L'Arno e i suoi problemi

Se è vero che l’Arno è in via di guarigione, è altrettanto vero che permangono molte criticità che disinnescano in quel di Firenze le potenzialità ittiche del mitico fiume. Alcune sono legate a decisioni tecnologiche e difficilmente sormontabili, come la chiusura dei fognoni.
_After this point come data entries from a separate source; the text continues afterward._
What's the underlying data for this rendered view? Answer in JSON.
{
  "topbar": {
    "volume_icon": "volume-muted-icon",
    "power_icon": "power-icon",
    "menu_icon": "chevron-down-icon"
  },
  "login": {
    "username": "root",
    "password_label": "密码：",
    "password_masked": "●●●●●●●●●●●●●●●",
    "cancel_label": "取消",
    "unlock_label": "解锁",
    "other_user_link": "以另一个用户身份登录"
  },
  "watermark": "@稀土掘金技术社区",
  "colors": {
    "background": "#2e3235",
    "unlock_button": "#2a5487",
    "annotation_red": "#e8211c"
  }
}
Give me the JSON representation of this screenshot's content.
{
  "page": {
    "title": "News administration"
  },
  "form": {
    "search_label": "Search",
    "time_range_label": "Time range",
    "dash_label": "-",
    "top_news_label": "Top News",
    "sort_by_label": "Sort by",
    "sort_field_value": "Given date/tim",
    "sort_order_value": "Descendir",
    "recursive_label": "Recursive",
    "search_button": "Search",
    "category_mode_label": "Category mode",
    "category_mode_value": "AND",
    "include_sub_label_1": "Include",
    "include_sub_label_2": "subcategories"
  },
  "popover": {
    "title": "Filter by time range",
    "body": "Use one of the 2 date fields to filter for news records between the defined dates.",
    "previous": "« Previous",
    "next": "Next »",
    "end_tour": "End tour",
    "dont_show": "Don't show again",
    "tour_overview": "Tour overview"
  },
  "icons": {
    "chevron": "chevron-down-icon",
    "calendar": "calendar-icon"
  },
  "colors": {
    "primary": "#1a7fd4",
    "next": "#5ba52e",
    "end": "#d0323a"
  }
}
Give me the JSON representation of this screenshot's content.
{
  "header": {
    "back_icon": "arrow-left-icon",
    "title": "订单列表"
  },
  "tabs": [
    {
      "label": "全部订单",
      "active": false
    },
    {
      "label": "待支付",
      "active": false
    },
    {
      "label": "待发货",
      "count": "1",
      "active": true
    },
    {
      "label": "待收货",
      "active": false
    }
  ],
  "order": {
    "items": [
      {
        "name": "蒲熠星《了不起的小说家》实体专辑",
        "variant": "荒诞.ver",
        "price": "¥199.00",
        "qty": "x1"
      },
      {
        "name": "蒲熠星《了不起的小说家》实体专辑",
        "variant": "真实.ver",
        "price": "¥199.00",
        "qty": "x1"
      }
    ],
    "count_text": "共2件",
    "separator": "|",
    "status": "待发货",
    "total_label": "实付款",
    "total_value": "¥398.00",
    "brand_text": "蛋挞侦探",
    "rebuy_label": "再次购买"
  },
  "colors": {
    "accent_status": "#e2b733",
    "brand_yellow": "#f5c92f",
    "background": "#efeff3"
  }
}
Questi permettevano ai pesci di cibarsi e nei periodi invernali le acque fognifere risaldavano il tratto di Arno che bagnava il centro di Firenze.

Altra criticità è rappresentata dalla diga del Bilancino, che quando viene aperta influisce drasticamente sulla fauna ittica perché viene immessa acqua molto più fredda rispetto a quella dell’Arno. Inoltre, varie centrali idroelettriche sono state costruite sulle pescaie e hanno destabilizzato l’ecosistema del fiume. Fortunatamente, il ciclo di depressione dovrebbe essere finito e l’equilibrio tra fiume e specie ittiche sembra stare tornando su livelli confortanti.

Oltre a queste scelte tecnologiche, tuttavia, non si può negare che l’incuria abbia avuto un grande impatto sull’appeal della pesca in Arno. “Non è facile accedere al fiume nel centro cittadino, ossia il tratto da San Niccolò fino alla Pescaia di Santa Rosa” spiega Tommaso. “In Ponte Santa Trinita, ad esempio, bisogna scavalcare una spallina, scendere da scalette costruite negli anni 40 e mezze disastrate. Per pescare sotto Ponte Vecchio, invece, si deve attraversare tutta la spiaggietta di San Niccolò, passare sotto il Ponte alle Grazie, camminare per quasi un chilometro sulla sponda. senza Altri accessi, poi, sono stati proprio chiusi. Per far tornare le rive dell’Arno vive e animate – conclude – occorre l’impegno di tutti, cittadini e istituzioni. I primi dovrebbero sempre mantenere un comportamento improntato al rispetto dell’ambiente e non lasciare i rifiuti sulle sponde. Le istituzioni potrebbero rendere l’Arno più facile da vivere per le persone, sia aumentando gli accessi sia rendendo più praticabili quelli già attivi. E, ovviamente, garantire un attento controllo sulle licenze di pesca”.